Exercise 2.22#

Suppose \(A\) is a Hermitian operator, then the eigenvalue of \(A\) are real number. Then consider \(\lambda_1\) and \(\lambda_2\) are eigenvalues of operator \(A\) with eigenvectors \(|v_1\rangle\) and \(|v_2\rangle\), respectively. Then from the definition of eigenvalue and eigenvector,

(1)#\[ A|v_1\rangle = \lambda_1|v_1\rangle, A|v_2\rangle = \lambda_2|v_2\rangle \]

Since \(A\) is Hermitian, we also have

(2)#\[ \langle v_1|A = \langle v_1|A^{\dagger} = \lambda_1\langle v_1|,\langle v_2|A = \langle v_2|A^{\dagger} = \lambda_2\langle v_2| \]

If compute \(\langle v_2|A|v_1\rangle\), we would obtain

(3)#\[ \langle v_2|A|v_1\rangle = \langle v_2|(A|v_1\rangle) =(\langle v_2|A)|v_1\rangle \]

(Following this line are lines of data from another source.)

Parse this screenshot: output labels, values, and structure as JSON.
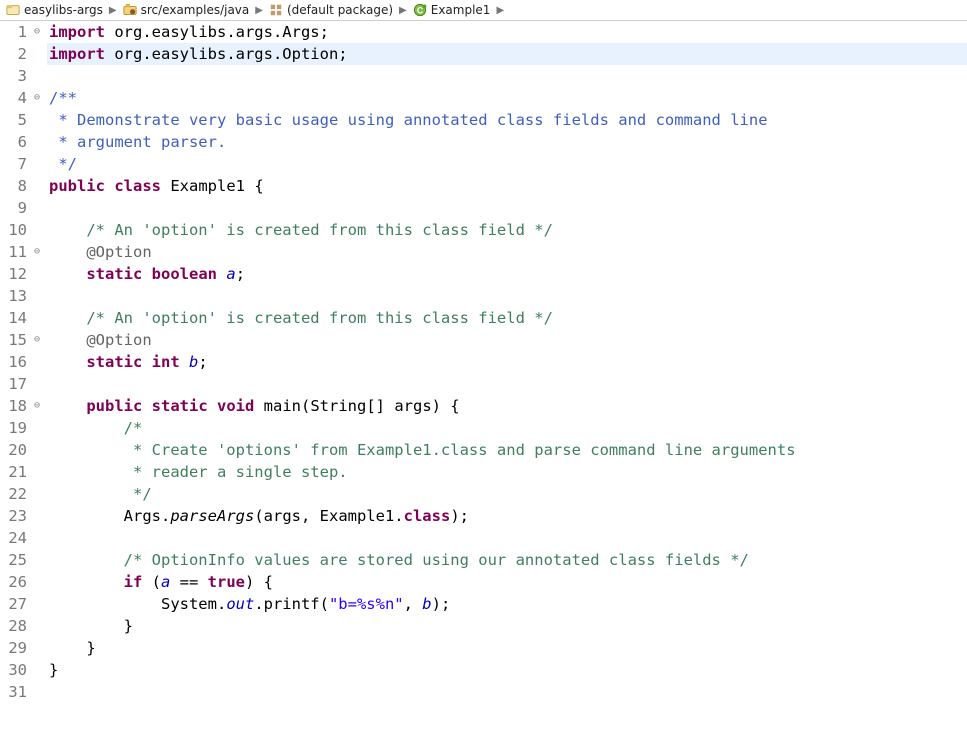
{
  "breadcrumb": {
    "project": "easylibs-args",
    "source_folder": "src/examples/java",
    "package": "(default package)",
    "class": "Example1"
  },
  "code": {
    "lines": [
      {
        "n": 1,
        "fold": "-",
        "tokens": [
          [
            "kw",
            "import"
          ],
          [
            "plain",
            " org.easylibs.args.Args;"
          ]
        ]
      },
      {
        "n": 2,
        "fold": "",
        "hl": true,
        "tokens": [
          [
            "kw",
            "import"
          ],
          [
            "plain",
            " org.easylibs.args.Option;"
          ]
        ]
      },
      {
        "n": 3,
        "fold": "",
        "tokens": []
      },
      {
        "n": 4,
        "fold": "-",
        "tokens": [
          [
            "javadoc",
            "/**"
          ]
        ]
      },
      {
        "n": 5,
        "fold": "",
        "tokens": [
          [
            "javadoc",
            " * Demonstrate very basic usage using annotated class fields and command line"
          ]
        ]
      },
      {
        "n": 6,
        "fold": "",
        "tokens": [
          [
            "javadoc",
            " * argument parser."
          ]
        ]
      },
      {
        "n": 7,
        "fold": "",
        "tokens": [
          [
            "javadoc",
            " */"
          ]
        ]
      },
      {
        "n": 8,
        "fold": "",
        "tokens": [
          [
            "kw",
            "public"
          ],
          [
            "plain",
            " "
          ],
          [
            "kw",
            "class"
          ],
          [
            "plain",
            " Example1 {"
          ]
        ]
      },
      {
        "n": 9,
        "fold": "",
        "tokens": []
      },
      {
        "n": 10,
        "fold": "",
        "tokens": [
          [
            "plain",
            "    "
          ],
          [
            "comment",
            "/* An 'option' is created from this class field */"
          ]
        ]
      },
      {
        "n": 11,
        "fold": "-",
        "tokens": [
          [
            "plain",
            "    "
          ],
          [
            "ann",
            "@Option"
          ]
        ]
      },
      {
        "n": 12,
        "fold": "",
        "tokens": [
          [
            "plain",
            "    "
          ],
          [
            "kw",
            "static"
          ],
          [
            "plain",
            " "
          ],
          [
            "kw",
            "boolean"
          ],
          [
            "plain",
            " "
          ],
          [
            "field",
            "a"
          ],
          [
            "plain",
            ";"
          ]
        ]
      },
      {
        "n": 13,
        "fold": "",
        "tokens": []
      },
      {
        "n": 14,
        "fold": "",
        "tokens": [
          [
            "plain",
            "    "
          ],
          [
            "comment",
            "/* An 'option' is created from this class field */"
          ]
        ]
      },
      {
        "n": 15,
        "fold": "-",
        "tokens": [
          [
            "plain",
            "    "
          ],
          [
            "ann",
            "@Option"
          ]
        ]
      },
      {
        "n": 16,
        "fold": "",
        "tokens": [
          [
            "plain",
            "    "
          ],
          [
            "kw",
            "static"
          ],
          [
            "plain",
            " "
          ],
          [
            "kw",
            "int"
          ],
          [
            "plain",
            " "
          ],
          [
            "field",
            "b"
          ],
          [
            "plain",
            ";"
          ]
        ]
      },
      {
        "n": 17,
        "fold": "",
        "tokens": []
      },
      {
        "n": 18,
        "fold": "-",
        "tokens": [
          [
            "plain",
            "    "
          ],
          [
            "kw",
            "public"
          ],
          [
            "plain",
            " "
          ],
          [
            "kw",
            "static"
          ],
          [
            "plain",
            " "
          ],
          [
            "kw",
            "void"
          ],
          [
            "plain",
            " main(String[] args) {"
          ]
        ]
      },
      {
        "n": 19,
        "fold": "",
        "tokens": [
          [
            "plain",
            "        "
          ],
          [
            "comment",
            "/*"
          ]
        ]
      },
      {
        "n": 20,
        "fold": "",
        "tokens": [
          [
            "plain",
            "        "
          ],
          [
            "comment",
            " * Create 'options' from Example1.class and parse command line arguments"
          ]
        ]
      },
      {
        "n": 21,
        "fold": "",
        "tokens": [
          [
            "plain",
            "        "
          ],
          [
            "comment",
            " * reader a single step."
          ]
        ]
      },
      {
        "n": 22,
        "fold": "",
        "tokens": [
          [
            "plain",
            "        "
          ],
          [
            "comment",
            " */"
          ]
        ]
      },
      {
        "n": 23,
        "fold": "",
        "tokens": [
          [
            "plain",
            "        Args."
          ],
          [
            "static-call",
            "parseArgs"
          ],
          [
            "plain",
            "(args, Example1."
          ],
          [
            "kw",
            "class"
          ],
          [
            "plain",
            ");"
          ]
        ]
      },
      {
        "n": 24,
        "fold": "",
        "tokens": []
      },
      {
        "n": 25,
        "fold": "",
        "tokens": [
          [
            "plain",
            "        "
          ],
          [
            "comment",
            "/* OptionInfo values are stored using our annotated class fields */"
          ]
        ]
      },
      {
        "n": 26,
        "fold": "",
        "tokens": [
          [
            "plain",
            "        "
          ],
          [
            "kw",
            "if"
          ],
          [
            "plain",
            " ("
          ],
          [
            "field",
            "a"
          ],
          [
            "plain",
            " == "
          ],
          [
            "kw",
            "true"
          ],
          [
            "plain",
            ") {"
          ]
        ]
      },
      {
        "n": 27,
        "fold": "",
        "tokens": [
          [
            "plain",
            "            System."
          ],
          [
            "field",
            "out"
          ],
          [
            "plain",
            ".printf("
          ],
          [
            "str",
            "\"b=%s%n\""
          ],
          [
            "plain",
            ", "
          ],
          [
            "field",
            "b"
          ],
          [
            "plain",
            ");"
          ]
        ]
      },
      {
        "n": 28,
        "fold": "",
        "tokens": [
          [
            "plain",
            "        }"
          ]
        ]
      },
      {
        "n": 29,
        "fold": "",
        "tokens": [
          [
            "plain",
            "    }"
          ]
        ]
      },
      {
        "n": 30,
        "fold": "",
        "tokens": [
          [
            "plain",
            "}"
          ]
        ]
      },
      {
        "n": 31,
        "fold": "",
        "tokens": []
      }
    ]
  }
}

or equivalently, \(\lambda_1\langle v_2|v_1\rangle = \lambda_2\langle v_2|v_1\rangle\). If \(\lambda_1 \neq \lambda_2\), then \(\langle v_2|v_1\rangle = 0\), which indicates that two eigenvectors of a Hermitian operator with different eigenvalues are necessarily orthogonal.

A Wrong Solution#

Since \(A\) is Hermitian, we can write \(A\) into spectral decomposition form, \(A = \sum_{j}\lambda_j|j\rangle\langle j|\). Also, consider \(|v\rangle\) is a eigenvector of \(A\) with eigenvalue as \(\lambda_v\), then \(A|v\rangle = \lambda_v|v\rangle\), and

(4)#\[ A|v\rangle = \sum_{j}\lambda_j|j\rangle\langle j|v\rangle=\lambda_v|v\rangle \iff \sum_{j}\lambda_j\langle j|v\rangle |j\rangle - \lambda_v|v\rangle = 0 \]

The solution of above equation is \(\langle j|v\rangle = \delta_{jv}\), so we conclude that two eigenvectors with different eigenvalues (which means \(j\neq v\)) are orthogonal.

Above solution is correct if \(|v\rangle \in \{|j\rangle\}\), but \(|v\rangle\) can also be a linear combination of eigenvectors that share same eigenvalues. This is because

(5)#\[ A(a|v_1\rangle + b|v_2\rangle) = aA|v_1\rangle + bA|v_2\rangle = a\lambda|v_1\rangle + b\lambda|v_2\rangle = \lambda(a|v_1\rangle + b|v_2\rangle) \]

for any \(a, b, \lambda\). In this case, \(|v\rangle = \sum_{j'}c_{j'}|j'\rangle\) and eq. (4) becomes

(6)#\[ \sum_{j}\lambda_j\langle j|v\rangle |j\rangle - \lambda_v\sum_{j'}c_{j'}|j'\rangle = 0 \]

where \(|j'\rangle\) denotes those eigenvectors with same eigenvalues. Solving above equation cannot simply get something like \(\langle j|v\rangle = 0\) if \(\lambda_j \neq \lambda_v\), thus cannot come to a conclusion that two eigenvectors with different eigenvalues are orthogonal.

Other Comments#

Note that even from eq. (6) we find \(\langle j|v\rangle = 0\) if \(\lambda_j \neq \lambda_v\), it is still not enough to say two eigenvectors with different eigenvalues are orthogonal. We at least still need to consider the case of two eigenvectors that are both some linear combination of eigenvectors in the spectral decomposition but with different eigenvalues.

Note also that the spectral decomposition formula may include eigenstates that share same eigenvalue. Moreover, here we focus on general vector, so vectors do not need to be normalized.